Interpretable Locomotion Prediction in Construction Using a Memory-Driven LLM Agent With Chain-of-Thought Reasoning
Ehsan Ahmadi, Chao Wang
TL;DR
This work tackles locomotion prediction for exoskeleton-assisted construction workers, where dynamic, safety-critical environments complicate intent recognition.
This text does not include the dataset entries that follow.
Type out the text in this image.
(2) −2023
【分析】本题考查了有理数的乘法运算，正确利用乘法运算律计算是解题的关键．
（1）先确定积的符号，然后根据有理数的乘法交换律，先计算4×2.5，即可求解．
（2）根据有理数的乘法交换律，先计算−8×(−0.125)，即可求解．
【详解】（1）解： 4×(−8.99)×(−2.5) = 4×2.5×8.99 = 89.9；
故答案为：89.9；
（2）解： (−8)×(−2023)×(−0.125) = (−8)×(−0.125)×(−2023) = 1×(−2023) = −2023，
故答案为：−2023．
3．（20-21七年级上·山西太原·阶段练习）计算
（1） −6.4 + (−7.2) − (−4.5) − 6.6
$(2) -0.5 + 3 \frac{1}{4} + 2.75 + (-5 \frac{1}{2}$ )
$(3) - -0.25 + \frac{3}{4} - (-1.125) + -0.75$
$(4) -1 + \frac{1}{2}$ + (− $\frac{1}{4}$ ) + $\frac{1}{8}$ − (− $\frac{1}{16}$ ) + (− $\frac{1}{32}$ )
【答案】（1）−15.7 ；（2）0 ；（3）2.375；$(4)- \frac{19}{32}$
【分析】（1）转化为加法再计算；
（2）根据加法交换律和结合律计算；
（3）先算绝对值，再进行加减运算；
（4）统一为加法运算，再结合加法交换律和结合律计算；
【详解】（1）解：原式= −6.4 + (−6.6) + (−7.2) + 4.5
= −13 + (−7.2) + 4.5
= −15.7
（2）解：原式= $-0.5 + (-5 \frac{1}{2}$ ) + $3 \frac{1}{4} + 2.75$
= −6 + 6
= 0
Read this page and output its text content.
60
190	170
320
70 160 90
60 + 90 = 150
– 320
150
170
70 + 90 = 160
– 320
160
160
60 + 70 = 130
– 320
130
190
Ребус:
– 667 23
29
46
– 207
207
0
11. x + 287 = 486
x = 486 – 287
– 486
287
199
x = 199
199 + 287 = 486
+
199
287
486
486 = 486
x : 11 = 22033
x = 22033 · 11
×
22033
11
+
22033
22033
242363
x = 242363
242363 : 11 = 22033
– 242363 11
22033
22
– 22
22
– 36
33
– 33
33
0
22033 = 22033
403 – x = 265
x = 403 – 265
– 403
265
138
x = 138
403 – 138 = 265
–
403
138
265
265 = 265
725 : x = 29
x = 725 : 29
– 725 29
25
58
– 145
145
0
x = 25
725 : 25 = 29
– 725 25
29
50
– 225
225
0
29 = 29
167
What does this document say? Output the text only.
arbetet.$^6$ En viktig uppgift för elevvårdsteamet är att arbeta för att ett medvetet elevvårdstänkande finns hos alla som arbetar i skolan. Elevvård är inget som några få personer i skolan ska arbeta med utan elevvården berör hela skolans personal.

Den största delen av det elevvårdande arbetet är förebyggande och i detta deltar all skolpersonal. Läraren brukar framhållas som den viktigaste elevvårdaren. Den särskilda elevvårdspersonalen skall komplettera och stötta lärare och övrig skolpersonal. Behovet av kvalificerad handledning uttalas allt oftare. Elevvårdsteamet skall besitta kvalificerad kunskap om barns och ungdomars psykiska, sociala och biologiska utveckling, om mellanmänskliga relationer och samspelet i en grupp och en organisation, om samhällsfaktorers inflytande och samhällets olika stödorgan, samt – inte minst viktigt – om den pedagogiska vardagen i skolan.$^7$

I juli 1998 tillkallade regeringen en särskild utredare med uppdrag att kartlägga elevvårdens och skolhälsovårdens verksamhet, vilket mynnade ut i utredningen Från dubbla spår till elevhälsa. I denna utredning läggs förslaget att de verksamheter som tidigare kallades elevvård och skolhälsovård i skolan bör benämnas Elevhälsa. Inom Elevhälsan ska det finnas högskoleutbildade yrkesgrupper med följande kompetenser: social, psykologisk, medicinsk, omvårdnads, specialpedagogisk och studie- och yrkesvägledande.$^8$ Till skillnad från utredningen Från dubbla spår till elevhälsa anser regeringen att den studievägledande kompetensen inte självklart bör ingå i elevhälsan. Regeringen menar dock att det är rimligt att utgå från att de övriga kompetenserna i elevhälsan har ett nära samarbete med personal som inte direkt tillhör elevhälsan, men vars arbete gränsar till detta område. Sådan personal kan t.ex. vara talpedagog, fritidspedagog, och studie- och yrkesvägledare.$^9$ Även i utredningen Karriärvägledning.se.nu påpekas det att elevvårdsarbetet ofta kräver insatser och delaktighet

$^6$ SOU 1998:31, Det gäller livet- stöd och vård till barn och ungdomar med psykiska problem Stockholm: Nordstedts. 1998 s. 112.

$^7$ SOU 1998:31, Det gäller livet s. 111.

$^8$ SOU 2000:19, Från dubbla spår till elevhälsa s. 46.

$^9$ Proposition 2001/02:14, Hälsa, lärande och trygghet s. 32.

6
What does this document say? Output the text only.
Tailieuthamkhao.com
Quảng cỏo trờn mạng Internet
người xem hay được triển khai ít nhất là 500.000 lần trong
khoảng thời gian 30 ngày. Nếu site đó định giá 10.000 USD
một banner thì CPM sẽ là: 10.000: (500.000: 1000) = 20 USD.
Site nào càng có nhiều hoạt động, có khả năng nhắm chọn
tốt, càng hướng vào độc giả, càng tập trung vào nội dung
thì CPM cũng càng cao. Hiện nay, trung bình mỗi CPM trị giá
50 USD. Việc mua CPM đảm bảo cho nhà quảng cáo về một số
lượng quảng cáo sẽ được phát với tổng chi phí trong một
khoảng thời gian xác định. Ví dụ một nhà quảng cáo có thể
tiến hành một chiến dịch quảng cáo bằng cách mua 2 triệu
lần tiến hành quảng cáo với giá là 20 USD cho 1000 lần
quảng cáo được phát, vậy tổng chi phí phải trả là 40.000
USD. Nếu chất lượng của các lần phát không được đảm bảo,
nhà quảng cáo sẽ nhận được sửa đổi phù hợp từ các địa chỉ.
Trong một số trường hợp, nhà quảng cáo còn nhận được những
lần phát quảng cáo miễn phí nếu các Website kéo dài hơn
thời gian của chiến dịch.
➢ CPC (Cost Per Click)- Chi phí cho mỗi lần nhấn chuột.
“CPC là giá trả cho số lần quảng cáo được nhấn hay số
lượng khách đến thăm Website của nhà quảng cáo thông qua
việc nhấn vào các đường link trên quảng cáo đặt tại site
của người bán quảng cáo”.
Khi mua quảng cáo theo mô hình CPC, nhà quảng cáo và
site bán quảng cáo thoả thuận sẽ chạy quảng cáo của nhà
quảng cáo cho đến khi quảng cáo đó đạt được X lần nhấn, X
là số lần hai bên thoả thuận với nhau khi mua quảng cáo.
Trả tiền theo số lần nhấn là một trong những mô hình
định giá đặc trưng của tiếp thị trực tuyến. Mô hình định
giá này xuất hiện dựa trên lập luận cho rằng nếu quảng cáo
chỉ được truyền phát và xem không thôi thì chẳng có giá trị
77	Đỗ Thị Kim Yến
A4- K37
It introduces a memory-augmented LLM agent that fuses spoken commands and visual data through a Perception Module, STM, LTM, and Refinement Module, enabling Chain-of-Thought reasoning to predict locomotion modes. Empirical results show substantial gains: the weighted F1-score improves from $0.73$ with no memory to $0.90$ with both STM and LTM, while calibration metrics drop from a Brier Score of $0.244$ to $0.090$ and ECE from $0.222$ to $0.044$, validating both accuracy and reliability. The framework supports safer, adaptive human-exoskeleton interaction in construction and offers a blueprint for memory-enhanced, context-aware assistive systems in dynamic industries, with the key mechanism captured by the Composite Score $= (w_s \cdot \text{similarity}) + (w_i \cdot \text{importance}) + (w_c \cdot \text{confidence}) - (w_d \cdot \text{discrepancy} + w_v \cdot \text{vagueness})$.
Abstract
Construction tasks are inherently unpredictable, with dynamic environments and safety-critical demands posing significant risks to workers. Exoskeletons offer potential assistance but falter without accurate intent recognition across diverse locomotion modes. This paper presents a locomotion prediction agent leveraging Large Language Models (LLMs) augmented with memory systems, aimed at improving exoskeleton assistance in such settings. Using multimodal inputs - spoken commands and visual data from smart glasses - the agent integrates a Perception Module, Short-Term Memory (STM), Long-Term Memory (LTM), and Refinement Module to predict locomotion modes effectively. Evaluation reveals a baseline weighted F1-score of 0.73 without memory, rising to 0.81 with STM, and reaching 0.90 with both STM and LTM, excelling with vague and safety-critical commands. Calibration metrics, including a Brier Score drop from 0.244 to 0.090 and ECE from 0.222 to 0.044, affirm improved reliability. This framework supports safer, high-level human-exoskeleton collaboration, with promise for adaptive assistive systems in dynamic industries.